FRANKFORT – Funding can hardly keep up with demand for a new niche of state-supported farm loans available in over 50 Kentucky Appalachian counties.

“They tell me they’re out of money again, which is a really good thing,” Governor’s Office of Agricultural Policy Executive Director Warren Beeler told the Tobacco Settlement Agreement Fund Oversight Committee today about the SOAR (Shaping Our Appalachian Region) Farm Loans offered in Kentucky’s 54 Appalachian Regional Commission (ARC) counties in partnership with London-based Kentucky Highlands Investment Corporation.
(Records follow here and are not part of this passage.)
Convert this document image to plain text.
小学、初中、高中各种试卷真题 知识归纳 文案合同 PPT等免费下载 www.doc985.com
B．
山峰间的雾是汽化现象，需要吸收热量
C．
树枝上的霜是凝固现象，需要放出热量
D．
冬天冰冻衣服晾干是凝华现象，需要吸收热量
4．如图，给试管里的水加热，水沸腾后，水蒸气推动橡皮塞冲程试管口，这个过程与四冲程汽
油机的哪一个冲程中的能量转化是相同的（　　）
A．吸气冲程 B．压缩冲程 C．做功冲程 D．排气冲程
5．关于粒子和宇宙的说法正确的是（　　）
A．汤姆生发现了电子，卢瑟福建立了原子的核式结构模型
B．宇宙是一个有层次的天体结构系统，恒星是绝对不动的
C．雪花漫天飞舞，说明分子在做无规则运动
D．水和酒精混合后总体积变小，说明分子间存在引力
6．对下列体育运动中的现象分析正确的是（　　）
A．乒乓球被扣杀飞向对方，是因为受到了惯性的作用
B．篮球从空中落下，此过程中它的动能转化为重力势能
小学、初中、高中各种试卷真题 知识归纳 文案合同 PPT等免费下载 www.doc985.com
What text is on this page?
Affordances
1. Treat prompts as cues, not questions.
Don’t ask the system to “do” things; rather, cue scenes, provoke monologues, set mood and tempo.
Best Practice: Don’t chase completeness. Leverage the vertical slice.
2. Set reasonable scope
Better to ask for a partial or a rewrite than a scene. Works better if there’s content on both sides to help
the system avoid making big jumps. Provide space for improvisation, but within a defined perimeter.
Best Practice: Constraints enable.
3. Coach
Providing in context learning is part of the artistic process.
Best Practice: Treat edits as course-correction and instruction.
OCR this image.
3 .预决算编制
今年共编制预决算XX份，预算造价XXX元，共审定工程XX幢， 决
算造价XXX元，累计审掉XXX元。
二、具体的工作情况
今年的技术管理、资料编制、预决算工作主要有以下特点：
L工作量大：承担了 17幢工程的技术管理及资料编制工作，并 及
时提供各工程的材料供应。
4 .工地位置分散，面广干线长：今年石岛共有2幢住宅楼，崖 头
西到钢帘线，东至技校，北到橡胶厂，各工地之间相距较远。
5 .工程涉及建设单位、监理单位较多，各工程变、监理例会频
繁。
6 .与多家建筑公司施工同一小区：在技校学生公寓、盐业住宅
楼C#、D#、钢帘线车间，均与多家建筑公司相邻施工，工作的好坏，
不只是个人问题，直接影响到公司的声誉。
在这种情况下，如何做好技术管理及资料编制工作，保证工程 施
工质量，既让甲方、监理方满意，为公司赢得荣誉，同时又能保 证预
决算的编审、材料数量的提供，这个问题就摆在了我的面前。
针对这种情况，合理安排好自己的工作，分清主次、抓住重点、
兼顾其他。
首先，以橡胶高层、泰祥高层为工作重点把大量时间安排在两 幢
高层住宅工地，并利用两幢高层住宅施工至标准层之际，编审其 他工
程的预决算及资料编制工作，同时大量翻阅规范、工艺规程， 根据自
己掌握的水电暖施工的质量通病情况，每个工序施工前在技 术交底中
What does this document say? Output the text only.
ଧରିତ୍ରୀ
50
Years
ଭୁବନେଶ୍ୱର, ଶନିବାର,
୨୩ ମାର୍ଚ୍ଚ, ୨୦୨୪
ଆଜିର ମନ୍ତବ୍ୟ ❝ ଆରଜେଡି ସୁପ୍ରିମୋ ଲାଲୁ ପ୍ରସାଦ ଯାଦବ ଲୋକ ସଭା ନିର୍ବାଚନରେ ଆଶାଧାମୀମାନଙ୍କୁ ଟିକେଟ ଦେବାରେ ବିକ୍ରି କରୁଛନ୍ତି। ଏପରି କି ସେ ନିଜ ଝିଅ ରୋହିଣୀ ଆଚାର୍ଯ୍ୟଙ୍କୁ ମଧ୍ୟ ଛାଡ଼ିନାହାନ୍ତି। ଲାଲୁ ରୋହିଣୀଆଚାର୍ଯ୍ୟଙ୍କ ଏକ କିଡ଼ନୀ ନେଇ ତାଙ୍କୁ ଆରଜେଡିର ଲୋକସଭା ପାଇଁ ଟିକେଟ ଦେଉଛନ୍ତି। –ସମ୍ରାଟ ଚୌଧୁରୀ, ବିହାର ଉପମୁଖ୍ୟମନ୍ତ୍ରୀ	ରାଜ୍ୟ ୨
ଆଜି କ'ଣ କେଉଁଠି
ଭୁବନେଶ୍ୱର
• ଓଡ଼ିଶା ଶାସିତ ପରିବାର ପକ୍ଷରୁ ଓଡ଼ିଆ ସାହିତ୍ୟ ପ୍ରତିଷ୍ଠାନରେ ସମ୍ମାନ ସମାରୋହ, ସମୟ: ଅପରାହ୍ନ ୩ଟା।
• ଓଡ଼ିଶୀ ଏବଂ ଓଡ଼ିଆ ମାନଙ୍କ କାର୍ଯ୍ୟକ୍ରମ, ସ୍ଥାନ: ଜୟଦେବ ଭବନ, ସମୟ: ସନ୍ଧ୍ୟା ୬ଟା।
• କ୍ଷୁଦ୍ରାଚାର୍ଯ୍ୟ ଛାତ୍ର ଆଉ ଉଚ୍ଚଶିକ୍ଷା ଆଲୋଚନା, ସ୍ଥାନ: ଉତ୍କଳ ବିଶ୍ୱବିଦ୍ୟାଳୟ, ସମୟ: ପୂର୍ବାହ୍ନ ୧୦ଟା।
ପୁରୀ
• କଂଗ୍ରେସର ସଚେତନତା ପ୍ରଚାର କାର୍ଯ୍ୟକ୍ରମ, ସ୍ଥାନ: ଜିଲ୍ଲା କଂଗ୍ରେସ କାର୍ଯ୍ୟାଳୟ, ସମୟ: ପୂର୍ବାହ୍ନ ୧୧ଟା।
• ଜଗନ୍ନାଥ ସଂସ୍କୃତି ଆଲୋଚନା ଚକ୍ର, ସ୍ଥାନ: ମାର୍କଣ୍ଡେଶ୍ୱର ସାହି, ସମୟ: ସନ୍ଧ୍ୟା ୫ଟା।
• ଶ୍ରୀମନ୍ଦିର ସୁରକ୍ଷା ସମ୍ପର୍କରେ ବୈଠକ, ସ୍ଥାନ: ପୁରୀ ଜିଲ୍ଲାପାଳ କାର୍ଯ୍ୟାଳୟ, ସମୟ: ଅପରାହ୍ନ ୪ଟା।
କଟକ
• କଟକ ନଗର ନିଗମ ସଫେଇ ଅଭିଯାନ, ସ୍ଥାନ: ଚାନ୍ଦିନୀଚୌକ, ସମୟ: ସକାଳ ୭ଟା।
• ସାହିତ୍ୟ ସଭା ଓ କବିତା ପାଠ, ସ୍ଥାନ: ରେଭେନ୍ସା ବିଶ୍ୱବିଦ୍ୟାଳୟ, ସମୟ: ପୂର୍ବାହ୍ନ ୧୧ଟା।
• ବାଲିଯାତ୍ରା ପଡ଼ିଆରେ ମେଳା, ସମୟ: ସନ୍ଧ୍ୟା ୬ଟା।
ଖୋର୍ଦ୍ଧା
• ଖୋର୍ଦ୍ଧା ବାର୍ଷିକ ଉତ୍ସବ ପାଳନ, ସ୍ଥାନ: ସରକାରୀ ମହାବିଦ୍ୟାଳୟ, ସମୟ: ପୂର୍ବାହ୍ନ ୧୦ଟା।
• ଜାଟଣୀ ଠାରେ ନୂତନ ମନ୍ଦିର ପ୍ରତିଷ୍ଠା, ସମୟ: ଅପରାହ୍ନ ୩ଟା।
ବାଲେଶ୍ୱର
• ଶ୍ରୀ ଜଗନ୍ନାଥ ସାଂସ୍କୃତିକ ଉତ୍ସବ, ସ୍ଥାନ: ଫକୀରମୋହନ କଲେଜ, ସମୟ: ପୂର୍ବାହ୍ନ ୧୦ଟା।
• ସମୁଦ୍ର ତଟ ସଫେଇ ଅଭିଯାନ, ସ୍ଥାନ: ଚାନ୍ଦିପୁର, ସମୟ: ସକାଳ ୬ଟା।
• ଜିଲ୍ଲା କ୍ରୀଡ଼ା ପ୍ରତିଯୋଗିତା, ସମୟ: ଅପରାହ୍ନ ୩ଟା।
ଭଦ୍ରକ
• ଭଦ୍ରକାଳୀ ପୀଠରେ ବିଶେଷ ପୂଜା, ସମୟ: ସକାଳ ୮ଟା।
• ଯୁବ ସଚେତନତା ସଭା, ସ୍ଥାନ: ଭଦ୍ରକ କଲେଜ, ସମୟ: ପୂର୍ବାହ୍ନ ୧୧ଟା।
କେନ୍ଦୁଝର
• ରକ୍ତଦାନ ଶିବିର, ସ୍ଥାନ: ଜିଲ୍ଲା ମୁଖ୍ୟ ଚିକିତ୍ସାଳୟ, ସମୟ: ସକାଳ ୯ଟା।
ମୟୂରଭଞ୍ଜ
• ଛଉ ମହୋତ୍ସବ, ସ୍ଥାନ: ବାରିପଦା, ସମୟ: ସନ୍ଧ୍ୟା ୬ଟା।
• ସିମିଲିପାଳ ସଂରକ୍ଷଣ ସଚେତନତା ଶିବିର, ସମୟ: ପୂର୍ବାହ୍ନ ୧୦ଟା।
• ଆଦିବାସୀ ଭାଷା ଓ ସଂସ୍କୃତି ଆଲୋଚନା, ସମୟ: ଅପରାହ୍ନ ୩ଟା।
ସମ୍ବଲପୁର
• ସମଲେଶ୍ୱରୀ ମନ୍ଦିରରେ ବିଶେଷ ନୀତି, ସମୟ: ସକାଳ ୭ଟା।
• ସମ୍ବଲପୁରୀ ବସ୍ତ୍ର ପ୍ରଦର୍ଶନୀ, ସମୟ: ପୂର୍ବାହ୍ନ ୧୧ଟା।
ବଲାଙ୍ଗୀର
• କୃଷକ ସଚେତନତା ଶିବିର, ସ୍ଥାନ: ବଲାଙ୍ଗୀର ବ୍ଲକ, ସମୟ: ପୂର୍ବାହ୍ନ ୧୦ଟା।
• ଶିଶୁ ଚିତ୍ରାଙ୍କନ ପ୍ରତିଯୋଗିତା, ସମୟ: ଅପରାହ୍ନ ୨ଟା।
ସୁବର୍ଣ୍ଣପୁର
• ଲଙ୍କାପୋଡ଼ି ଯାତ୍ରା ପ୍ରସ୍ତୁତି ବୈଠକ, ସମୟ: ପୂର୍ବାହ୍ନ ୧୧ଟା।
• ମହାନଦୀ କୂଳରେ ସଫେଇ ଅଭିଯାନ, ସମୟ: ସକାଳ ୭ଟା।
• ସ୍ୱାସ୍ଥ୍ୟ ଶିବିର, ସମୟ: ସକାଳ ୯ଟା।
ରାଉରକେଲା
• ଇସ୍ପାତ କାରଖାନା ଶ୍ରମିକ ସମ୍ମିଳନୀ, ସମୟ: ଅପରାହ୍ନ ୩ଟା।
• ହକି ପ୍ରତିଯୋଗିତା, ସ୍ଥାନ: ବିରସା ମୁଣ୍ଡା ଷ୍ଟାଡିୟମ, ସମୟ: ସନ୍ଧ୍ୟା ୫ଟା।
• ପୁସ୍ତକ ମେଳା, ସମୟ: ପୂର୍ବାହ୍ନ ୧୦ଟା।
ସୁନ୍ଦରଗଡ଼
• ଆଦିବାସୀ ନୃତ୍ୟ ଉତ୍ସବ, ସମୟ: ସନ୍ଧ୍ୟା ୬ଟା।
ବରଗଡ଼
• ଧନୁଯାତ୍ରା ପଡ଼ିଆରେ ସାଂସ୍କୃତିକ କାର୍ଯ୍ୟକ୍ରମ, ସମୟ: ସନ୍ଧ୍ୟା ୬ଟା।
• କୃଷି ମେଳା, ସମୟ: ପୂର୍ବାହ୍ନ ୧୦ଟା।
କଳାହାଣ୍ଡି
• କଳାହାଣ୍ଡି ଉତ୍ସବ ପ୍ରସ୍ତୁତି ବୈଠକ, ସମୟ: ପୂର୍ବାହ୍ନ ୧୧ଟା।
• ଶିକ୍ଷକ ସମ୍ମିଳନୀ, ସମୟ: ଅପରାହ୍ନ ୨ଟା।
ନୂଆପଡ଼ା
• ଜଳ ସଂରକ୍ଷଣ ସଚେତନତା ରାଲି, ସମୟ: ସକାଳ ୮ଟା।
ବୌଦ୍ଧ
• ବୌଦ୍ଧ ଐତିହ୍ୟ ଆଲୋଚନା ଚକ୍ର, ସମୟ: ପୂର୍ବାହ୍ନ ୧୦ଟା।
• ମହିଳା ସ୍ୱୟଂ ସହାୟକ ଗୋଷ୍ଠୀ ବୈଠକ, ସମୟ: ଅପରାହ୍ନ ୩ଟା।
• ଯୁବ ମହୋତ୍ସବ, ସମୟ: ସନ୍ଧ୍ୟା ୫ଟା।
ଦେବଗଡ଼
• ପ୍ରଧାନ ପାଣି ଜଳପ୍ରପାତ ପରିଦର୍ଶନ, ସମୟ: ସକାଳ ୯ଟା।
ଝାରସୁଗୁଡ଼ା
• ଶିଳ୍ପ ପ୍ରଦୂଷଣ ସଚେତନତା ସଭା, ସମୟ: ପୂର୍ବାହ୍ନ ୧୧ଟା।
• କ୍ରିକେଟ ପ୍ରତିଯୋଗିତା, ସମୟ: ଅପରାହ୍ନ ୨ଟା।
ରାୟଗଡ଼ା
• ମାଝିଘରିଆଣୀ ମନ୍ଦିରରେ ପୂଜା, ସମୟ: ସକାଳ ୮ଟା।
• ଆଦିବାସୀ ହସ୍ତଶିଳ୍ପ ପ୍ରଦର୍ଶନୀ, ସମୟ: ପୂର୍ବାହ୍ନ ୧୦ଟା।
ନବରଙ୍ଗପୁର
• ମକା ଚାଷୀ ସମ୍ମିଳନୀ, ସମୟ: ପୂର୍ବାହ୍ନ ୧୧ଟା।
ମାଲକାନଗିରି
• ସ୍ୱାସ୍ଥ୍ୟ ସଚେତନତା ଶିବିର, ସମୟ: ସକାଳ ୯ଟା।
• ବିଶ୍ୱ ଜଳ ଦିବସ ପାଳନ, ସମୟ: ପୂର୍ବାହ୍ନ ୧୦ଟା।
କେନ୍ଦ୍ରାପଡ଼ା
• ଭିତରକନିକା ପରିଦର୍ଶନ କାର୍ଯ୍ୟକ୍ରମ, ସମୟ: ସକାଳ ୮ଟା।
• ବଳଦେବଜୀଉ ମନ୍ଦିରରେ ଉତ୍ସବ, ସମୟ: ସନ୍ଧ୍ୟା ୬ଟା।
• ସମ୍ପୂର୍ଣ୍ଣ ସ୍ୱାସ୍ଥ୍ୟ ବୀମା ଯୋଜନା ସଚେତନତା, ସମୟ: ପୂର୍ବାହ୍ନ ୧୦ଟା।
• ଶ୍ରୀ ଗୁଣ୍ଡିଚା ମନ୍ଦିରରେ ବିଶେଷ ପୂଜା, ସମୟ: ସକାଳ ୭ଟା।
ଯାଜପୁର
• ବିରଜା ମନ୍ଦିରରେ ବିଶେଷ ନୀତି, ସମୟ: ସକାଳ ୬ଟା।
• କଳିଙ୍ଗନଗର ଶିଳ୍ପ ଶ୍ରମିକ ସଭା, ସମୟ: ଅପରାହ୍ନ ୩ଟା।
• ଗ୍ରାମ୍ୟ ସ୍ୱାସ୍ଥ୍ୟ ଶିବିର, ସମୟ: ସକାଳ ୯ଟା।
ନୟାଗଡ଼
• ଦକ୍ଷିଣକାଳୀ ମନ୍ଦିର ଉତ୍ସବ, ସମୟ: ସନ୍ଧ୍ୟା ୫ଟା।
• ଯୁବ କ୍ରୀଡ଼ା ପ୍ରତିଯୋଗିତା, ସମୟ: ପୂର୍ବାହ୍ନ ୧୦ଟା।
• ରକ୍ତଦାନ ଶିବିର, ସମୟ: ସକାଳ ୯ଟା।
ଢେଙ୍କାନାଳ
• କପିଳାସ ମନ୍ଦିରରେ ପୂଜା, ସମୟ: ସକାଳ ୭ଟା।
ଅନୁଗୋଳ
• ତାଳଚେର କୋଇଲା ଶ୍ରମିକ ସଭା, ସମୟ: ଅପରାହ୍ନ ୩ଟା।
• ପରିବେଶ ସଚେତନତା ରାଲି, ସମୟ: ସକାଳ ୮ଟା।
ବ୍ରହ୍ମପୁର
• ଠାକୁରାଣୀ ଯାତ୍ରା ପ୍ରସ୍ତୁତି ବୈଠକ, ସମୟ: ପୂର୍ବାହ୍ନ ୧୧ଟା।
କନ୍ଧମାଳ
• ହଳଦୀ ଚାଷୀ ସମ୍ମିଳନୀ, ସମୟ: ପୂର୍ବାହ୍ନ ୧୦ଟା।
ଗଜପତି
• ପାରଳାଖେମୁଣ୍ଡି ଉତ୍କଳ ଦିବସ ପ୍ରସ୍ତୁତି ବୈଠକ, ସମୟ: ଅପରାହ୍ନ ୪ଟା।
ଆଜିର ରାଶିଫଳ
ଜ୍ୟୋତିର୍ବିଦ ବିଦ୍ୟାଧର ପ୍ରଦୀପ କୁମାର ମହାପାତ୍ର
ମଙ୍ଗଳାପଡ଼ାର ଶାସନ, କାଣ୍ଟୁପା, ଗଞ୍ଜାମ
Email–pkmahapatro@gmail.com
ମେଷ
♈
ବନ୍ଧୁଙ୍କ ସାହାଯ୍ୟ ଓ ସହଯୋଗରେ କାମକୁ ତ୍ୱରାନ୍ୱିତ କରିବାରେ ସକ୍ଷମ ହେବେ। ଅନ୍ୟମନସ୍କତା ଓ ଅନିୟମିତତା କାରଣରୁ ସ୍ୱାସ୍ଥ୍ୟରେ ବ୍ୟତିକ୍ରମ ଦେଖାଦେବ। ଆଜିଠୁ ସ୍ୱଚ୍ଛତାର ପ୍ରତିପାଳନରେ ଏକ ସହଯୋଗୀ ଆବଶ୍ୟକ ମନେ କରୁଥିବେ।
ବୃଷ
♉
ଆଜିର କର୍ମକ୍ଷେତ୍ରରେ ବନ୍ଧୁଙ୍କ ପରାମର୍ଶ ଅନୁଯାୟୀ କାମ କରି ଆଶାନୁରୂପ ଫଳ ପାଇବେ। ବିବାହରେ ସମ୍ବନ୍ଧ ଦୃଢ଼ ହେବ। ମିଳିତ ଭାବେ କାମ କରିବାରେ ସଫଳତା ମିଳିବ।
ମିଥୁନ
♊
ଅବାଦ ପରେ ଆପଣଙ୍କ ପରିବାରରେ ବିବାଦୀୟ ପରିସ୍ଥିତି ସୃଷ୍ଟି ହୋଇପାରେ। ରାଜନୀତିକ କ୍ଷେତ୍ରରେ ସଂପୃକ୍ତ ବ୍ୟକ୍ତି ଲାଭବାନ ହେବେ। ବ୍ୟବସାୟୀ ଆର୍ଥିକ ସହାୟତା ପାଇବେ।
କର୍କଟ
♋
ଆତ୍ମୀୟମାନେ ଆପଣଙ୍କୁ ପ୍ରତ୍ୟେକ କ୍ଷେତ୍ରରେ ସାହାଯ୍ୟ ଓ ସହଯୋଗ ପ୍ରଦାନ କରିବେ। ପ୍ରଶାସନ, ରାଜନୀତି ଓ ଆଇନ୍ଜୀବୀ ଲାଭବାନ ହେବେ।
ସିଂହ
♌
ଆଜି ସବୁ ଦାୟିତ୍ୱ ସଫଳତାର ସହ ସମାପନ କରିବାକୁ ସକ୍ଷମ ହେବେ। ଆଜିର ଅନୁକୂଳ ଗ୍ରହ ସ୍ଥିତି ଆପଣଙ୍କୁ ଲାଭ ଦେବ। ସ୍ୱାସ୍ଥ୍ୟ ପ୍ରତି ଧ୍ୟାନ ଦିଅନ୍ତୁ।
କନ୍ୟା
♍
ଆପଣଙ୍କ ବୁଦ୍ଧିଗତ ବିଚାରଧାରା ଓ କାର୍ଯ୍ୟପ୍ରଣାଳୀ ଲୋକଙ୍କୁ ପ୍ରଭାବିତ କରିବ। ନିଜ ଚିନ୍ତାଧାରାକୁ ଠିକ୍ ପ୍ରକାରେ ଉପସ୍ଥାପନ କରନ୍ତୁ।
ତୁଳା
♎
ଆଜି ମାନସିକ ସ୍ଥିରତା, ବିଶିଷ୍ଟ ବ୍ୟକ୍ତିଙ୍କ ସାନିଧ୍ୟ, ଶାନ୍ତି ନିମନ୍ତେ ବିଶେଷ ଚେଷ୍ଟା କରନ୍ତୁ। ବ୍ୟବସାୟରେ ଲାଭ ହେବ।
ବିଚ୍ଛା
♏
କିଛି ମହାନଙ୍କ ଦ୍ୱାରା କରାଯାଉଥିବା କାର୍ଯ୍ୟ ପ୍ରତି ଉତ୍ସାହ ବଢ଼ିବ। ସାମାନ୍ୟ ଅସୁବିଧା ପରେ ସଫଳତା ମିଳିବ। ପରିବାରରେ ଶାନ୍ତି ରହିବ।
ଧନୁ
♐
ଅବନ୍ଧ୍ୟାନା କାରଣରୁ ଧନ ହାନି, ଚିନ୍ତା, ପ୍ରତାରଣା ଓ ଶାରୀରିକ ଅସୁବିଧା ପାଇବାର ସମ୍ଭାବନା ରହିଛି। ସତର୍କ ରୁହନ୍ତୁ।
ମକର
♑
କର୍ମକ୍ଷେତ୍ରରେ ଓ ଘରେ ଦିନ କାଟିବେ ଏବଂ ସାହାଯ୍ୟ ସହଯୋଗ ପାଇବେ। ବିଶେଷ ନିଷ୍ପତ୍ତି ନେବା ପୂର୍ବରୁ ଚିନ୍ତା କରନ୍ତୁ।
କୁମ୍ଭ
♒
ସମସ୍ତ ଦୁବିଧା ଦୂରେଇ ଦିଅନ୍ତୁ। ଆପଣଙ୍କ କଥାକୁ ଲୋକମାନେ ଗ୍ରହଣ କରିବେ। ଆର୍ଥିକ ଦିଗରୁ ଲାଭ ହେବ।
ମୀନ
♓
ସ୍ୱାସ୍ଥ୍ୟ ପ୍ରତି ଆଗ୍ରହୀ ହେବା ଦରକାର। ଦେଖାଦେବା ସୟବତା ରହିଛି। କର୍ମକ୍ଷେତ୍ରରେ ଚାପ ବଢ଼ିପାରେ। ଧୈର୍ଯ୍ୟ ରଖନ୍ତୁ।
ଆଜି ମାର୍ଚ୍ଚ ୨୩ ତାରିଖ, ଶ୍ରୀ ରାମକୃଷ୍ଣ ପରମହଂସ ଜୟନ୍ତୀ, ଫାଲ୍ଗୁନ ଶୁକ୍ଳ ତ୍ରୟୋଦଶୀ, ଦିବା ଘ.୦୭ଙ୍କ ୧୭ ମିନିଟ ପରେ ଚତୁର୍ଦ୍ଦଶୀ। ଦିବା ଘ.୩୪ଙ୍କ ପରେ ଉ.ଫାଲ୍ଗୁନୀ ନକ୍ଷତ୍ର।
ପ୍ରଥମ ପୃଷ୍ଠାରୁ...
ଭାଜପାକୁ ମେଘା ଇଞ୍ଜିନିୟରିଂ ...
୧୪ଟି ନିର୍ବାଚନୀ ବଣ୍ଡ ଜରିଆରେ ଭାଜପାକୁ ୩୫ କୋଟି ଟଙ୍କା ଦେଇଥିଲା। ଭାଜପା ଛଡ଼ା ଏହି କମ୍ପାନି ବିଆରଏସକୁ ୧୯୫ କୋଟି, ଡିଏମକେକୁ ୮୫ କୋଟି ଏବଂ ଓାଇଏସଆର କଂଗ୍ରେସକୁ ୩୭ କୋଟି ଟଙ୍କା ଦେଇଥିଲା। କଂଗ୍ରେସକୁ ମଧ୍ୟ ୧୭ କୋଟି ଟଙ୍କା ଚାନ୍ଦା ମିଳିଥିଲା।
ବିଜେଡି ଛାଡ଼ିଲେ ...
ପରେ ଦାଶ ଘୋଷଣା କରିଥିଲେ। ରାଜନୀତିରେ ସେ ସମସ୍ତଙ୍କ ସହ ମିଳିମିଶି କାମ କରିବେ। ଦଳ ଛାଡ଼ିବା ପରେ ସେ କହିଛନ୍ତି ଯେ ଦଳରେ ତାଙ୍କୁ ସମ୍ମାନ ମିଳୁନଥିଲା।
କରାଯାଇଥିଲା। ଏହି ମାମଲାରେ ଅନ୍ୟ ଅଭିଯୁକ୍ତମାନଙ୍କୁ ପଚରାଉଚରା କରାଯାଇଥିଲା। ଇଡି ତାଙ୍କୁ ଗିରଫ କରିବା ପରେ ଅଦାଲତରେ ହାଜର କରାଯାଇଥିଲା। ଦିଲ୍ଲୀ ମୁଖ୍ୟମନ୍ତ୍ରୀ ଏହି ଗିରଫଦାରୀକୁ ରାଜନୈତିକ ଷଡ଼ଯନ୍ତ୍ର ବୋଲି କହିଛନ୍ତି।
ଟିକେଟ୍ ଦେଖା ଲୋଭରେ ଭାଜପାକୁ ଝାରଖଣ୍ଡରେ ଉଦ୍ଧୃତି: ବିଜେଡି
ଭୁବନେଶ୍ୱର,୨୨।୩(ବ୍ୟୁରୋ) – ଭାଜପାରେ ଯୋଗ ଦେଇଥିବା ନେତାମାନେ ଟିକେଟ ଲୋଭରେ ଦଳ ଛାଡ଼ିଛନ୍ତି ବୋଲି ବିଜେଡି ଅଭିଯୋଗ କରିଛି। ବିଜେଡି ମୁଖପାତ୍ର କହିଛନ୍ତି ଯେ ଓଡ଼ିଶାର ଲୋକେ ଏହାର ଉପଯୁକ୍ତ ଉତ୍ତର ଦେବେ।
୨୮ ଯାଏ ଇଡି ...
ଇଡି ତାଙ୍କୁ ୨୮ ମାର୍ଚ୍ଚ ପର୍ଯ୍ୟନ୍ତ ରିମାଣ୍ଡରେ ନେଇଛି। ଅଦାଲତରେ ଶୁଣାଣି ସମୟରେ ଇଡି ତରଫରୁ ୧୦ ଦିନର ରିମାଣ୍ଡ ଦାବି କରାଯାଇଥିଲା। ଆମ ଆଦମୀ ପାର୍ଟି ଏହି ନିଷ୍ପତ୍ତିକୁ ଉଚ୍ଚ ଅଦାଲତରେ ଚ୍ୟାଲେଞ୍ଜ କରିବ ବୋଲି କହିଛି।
Beeler said nearly $1 million in state tobacco settlement money has been invested in 141 of the four-year loans, each offered at a maximum of $7,500 and 1-percent fixed rate of interest.

About $750,000 in Kentucky Agricultural Development Fund (KADF) money funneled into the SOAR loans has generated over $1 million in loans to date, Kentucky Highlands Program Director Michael Hayes told the committee. He said the last round of loan funds was received in April and completely loaned out by June 30.

“That $7,500 niche — there’s a pretty big demand out there for (that),” said Hayes. “As soon as it comes back in we lend it out. One hundred percent of the money goes to the farmers.”

Responding to questions about loan demand from Committee Co-Chair Rep. Myron Dossett, R-Pembroke, Hayes said there are five or six applicants in queue who qualify for loans right now.

Luckily, he said, more loan funding is making its way back into the program.

“The money’s coming back in. We’ve added $275,000 in repayments. But there’s a pretty big demand for that small (loan),” said Hayes.

Three other programs showcased by Beeler today were Kentucky State University’s $5,000 agricultural mini-grant program, the non-profit Kentucky Center for Agriculture and Rural Development (KCARD)—supported in part by grants supported through KADF—and a youth program component of CAIP, or the County Agricultural Investment Program, also under KADF.

Beeler said “youth CAIP,” as he calls it, streamlines a county’s ability to use its share of the state’s tobacco settlement money for youth agricultural projects. Projects range from entering a country ham at the state fair to showing livestock, he said.

“So it’s working, it’s working,” said Beeler. “We continue to try and figure out how to make this money new again.”